柊永もさすがに義姉に文句をつけられないのか、肩を落として諦めた。
「よし、お義兄さんはモスグリーンにしよ…………あ、陽大にも編んであげようかな。どうせ真由は絶対編まないし」
「……もう勝手にしろ」
「あ、真由にも編んであげよ」
「おい、ふざけんな。谷口は許さねえぞ」
また静かな手芸屋で怒鳴り声を上げた柊永は今だライバルを続ける真由に厳しく、秋生も義兄と弟のマフラーだけで諦めた。
「秋生ちゃんはどうしてグレー?」
「グレー似合いませんか?」
「いや、秋生ちゃんは若いから、もっと明るい色を好むのかと思った」
今日も子供達の稽古を終えた洸斉と喋り始めた秋生は、今日初めて洸斉の前で巻いた手編みのマフラーをさっそく気付かれたが、少し不思議がられもする。

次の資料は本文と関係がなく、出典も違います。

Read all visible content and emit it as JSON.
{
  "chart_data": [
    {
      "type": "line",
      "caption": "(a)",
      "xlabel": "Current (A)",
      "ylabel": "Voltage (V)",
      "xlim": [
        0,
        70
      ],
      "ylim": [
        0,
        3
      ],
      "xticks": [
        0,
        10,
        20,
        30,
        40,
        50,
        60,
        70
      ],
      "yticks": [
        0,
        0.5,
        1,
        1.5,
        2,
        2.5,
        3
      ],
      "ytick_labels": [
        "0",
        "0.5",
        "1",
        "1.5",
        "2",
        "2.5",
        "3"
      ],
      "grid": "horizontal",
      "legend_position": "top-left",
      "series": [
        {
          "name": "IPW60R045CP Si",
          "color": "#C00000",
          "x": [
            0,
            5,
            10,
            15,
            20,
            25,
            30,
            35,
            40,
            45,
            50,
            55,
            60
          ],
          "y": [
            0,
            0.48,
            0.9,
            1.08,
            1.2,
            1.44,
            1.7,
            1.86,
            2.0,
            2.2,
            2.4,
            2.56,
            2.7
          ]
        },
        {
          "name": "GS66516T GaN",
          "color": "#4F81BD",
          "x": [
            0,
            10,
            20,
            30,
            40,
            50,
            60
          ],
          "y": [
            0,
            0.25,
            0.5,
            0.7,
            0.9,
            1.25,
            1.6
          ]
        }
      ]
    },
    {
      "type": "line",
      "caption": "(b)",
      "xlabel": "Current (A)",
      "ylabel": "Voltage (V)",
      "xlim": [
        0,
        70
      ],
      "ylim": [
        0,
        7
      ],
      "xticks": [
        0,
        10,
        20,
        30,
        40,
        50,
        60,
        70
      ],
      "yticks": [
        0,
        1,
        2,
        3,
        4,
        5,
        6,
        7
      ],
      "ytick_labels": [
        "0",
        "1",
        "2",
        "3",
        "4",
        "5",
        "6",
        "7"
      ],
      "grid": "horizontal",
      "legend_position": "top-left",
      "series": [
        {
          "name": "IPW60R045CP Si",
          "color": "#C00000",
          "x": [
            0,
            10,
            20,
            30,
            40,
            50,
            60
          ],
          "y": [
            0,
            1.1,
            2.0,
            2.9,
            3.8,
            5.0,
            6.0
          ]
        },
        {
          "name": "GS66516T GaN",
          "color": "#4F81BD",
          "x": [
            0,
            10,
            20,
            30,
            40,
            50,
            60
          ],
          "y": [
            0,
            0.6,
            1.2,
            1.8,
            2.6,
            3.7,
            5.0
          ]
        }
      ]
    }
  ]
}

「私好みのマフラーを編んでしまうと、柊永が可哀想だからです」
「え?」
「……教えるのは恥ずかしいんですけど、私と柊永のマフラーは同じ色なんです」
洸斉相手なら少し口が軽くなれる秋生は、つい正直に柊永とお揃いであることを明かしてしまった。
「秋生ちゃんはやっぱり愛夫家だな」
「はい。私は愛夫家だから、手袋も柊永とお揃いです」
「柊永が羨ましい。私は愛妻家だけど、マフラーも手袋も編んでもらったことがない」
「……義叔父さんが欲しがれば、編んでくれるかもしれないですよ。私も柊永に手袋を欲しがられるまで、何も編みませんでした。男の人は手編みなんて喜ばないと思ったんです。でも柊永は手袋もマフラーもすごく喜んでくれました。私は恵まれてます」
「秋生ちゃんが恵まれてるのは、夫が喜ぶから?」
「はい…………柊永の手袋を編んだとき思った以上に喜んでもらえて、私もすごく嬉しくなったんです。喜んでもらえることはすごく嬉しいんだって、私はこの前柊永のお陰でやっと気付けたんです。遅いでしょ?」
「……うん、秋生ちゃんなら今まで周りからいっぱい喜ばれたはずだ」
「いっぱいじゃないですけど、今まで色んな人から喜んでもらえました。もちろん凜生と望生にも…………私は喜ばれれば嬉しかったけど、それは普通だと思ってたんです。でも柊永に手袋を渡した時、喜んでもらえることは私が幸せになれるんだって、なぜかやっと気付きました。だからまた幸せになりたくて、柊永にマフラーも編みました」
「秋生ちゃん、私もマフラーくらい欲しがって、妻を幸せにしろってことかい?」
「そうですよ。私は女だから、義叔父さんより奥様の幸せを願います」
素っ気ない妻を持つ洸斉は秋生から明るいアドバイスを受けると、なぜか突然秋生の顔を興味深げに見つめた。
「秋生ちゃんはどうして柊永を好きになったんだい?」
「……義叔父さんはどうして急にそんなこと聞くんですか?」
「急に気になったから。あいつに好かれたから、秋生ちゃんも好きになったのかい?」
「いえ」
「じゃああいつが格好いいからだ」
「いえ、もっと単純ですよ」
「何だい?」
「……言わなきゃいけませんか?」
「ああ、ぜひ知りたい」
「じゃあ義叔父さんだけに教えます…………柊永はただ私を助けてくれたからですよ」
「助けた?」
「まだ中学生だった私が教室ですごく困ってた時、同じクラスだった柊永が偶然助けてくれたんです…………私はただそれだけで意識してしまいました」
柊永を好きになったきっかけを恥ずかしくも正直に教えてしまった秋生は、当時中学生だった柊永に助けられた日のことを久しぶりに思い出す。
「今度はリキのマフラー編もうかなぁ。リキ、マフラーする?」
照れ隠しで突然リキに話し掛けた秋生は、洸斉から優しく笑われたことにも気付けなかった。